Naturally, when we got home, we were prepared for the worst, but Cheney had done us a great favor: by behaving like such an over-the-top a-hole, he’d convinced my Dad that we hadn’t really done anything wrong.

I assumed that it would come out of my “allowance” of 25 cents a week, but when allowance time came, my Dad gave me my quarter and told me “Two spokes cost twelve cents, and I don’t feel like making change.”

And that was that.

Still, I count myself suitably famous now, having been screamed at by the Future Vice President of the United States when I was nine years old.

He seemed awfully steamed up over two six cent spokes.

In the following year, 1966, I think, Stanley K. Hathaway was elected Governor of Wyoming, and I met him on several occasions. He was a very nice man, if you happened to be a kid in Wyoming that age.

I never saw Dick Cheney again, or at least it wasn’t until I saw him as Veep, angry at something and that vein bulging slightly as the old demon came smoking out of his cave that I suddenly realized WHO that was.

explaining why he feels the need to use such big guns to kill so many things

Cheney explaining why he feels the need to use such big guns to kill so many things

I mean I knew who Cheney was, because he was from Wyoming, and there are damned few of us from Wyoming. So you always pay attention. Our license plates have prefixes that are numbers of the various counties (Cheyenne is 2, Laramie is 5, Casper, where Cheney’s from is 1, and Jackson Hole is 22, for instance) and anyone who’s ever lived in Wyoming, or has been driving with someone who did, knows about the license plate trick). I’d followed Cheney as Ford’s Chief of Staff, and as Congressman (carpetbagger) from Wyoming in the Eighties. And then, in the late Eighties as Secretary of Defense during Operations Desert Shield, Storm, and Simonize.

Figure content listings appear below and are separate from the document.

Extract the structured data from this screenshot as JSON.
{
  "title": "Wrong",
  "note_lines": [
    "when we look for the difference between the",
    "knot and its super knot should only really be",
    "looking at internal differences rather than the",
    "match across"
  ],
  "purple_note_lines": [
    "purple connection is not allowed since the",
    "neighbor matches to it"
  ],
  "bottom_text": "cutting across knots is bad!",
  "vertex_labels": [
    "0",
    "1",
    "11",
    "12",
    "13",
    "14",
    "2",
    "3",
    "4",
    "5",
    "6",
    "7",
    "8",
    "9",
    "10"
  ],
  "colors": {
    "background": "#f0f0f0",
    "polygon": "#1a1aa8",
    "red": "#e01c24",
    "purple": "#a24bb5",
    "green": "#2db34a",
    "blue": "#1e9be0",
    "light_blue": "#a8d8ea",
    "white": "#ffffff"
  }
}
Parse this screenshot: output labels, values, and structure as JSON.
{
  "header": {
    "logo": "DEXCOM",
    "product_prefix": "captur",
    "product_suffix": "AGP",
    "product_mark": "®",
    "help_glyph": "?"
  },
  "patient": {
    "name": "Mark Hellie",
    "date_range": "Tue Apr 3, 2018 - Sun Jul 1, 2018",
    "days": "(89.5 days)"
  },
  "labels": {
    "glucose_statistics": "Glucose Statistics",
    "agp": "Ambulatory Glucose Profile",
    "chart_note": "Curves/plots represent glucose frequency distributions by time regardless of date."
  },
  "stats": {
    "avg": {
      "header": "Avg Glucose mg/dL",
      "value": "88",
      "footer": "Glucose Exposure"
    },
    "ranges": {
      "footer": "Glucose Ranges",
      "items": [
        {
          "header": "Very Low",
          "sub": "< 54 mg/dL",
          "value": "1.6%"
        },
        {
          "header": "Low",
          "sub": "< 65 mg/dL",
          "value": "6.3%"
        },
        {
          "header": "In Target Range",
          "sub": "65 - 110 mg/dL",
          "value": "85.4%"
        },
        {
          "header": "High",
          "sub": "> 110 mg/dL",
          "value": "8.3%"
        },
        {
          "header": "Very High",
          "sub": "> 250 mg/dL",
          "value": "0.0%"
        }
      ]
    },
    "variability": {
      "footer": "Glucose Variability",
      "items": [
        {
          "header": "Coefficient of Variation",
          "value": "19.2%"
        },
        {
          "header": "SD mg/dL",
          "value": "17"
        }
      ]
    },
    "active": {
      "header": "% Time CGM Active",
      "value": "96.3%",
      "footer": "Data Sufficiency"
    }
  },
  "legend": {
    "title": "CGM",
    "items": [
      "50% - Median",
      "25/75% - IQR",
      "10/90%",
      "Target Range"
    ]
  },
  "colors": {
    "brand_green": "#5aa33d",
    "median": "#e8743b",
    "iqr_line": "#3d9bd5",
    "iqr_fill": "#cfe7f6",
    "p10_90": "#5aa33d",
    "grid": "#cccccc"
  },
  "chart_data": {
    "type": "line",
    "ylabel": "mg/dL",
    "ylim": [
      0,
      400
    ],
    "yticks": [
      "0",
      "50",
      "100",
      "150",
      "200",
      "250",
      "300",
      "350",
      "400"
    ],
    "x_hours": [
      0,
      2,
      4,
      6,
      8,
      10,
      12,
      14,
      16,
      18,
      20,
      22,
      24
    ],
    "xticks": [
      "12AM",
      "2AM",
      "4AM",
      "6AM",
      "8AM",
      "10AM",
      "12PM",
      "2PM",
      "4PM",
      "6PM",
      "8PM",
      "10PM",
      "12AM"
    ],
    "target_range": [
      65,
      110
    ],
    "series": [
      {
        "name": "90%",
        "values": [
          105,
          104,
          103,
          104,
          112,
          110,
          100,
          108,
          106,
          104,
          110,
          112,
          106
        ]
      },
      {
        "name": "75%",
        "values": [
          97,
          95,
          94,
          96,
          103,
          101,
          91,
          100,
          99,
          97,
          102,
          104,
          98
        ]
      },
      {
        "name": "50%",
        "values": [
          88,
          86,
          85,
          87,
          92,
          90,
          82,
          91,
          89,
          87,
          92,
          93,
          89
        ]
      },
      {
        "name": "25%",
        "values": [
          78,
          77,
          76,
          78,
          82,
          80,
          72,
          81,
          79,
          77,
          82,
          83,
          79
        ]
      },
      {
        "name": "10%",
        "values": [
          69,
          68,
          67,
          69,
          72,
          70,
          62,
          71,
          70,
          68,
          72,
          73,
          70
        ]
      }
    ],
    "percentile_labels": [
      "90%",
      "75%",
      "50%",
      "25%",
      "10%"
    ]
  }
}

And I knew he’d been hired as CEO of Halliburton.

But I never knew, until that little tantrum on some podium, that it was the same a-hole who’d screamed at me over twelve cents worth of hardware that wasn’t even his concern.

But it all fits. I bring this up to impress you — now that we know what sort of fellow he is — with what a miracle it was that I wasn’t shot that night.

No: instead it’s my son whose throat he’s got a gun barrel pressed against.

Small world.

Courage.

========

OK, back to the present day. My son’s unit, after serving a year in Iraq, was rotated out for 2008, and I can finally sleep without a knot in my stomach.

Cheney spent part of today DEFENDING telling a United States Senator to “Go F*@! yourself!” on the FLOOR of the U.S. Senate and doesn’t “get” that it is not only indefensible, but was NEVER defensible.

But then you know what they say:

Once a Dick, always a Dick.

Next time you’ve got your ouija board out, just ask Nixon.

Courage.

2 Comments

  • Whenever I see Darth Cheney wearing that stupid helmet, I’m instantly reminded of Rick Moranis in “Spaceballs.” And, wouldn’t you know it, DUHbya (yes, it’s spelled with a capital DUH) is the obvious choice to fill John Candy’s role as Barf.

    Unfortunately, that duhnamic duo is probably not a good choice of actors to star in a remake of the Mel Brooks classic. True, the current story line has all of the ineptitude found in the original, but it has none of the humor; because our (anti)heroes have taken the country to the wall at ludicrous speed it’s not likely to ever gain widespread appeal.

  • Yes, but Rick Moranis completely sapped of any redeeming quality whatsoever, just pure, incompetent evil.

    And I think that the movie would have to borrow from others. I mean, without the flying monkeys, and, perhaps, the Stay-Puft Marshmallow Monster, how could we accurately cast it? Good one, Phil.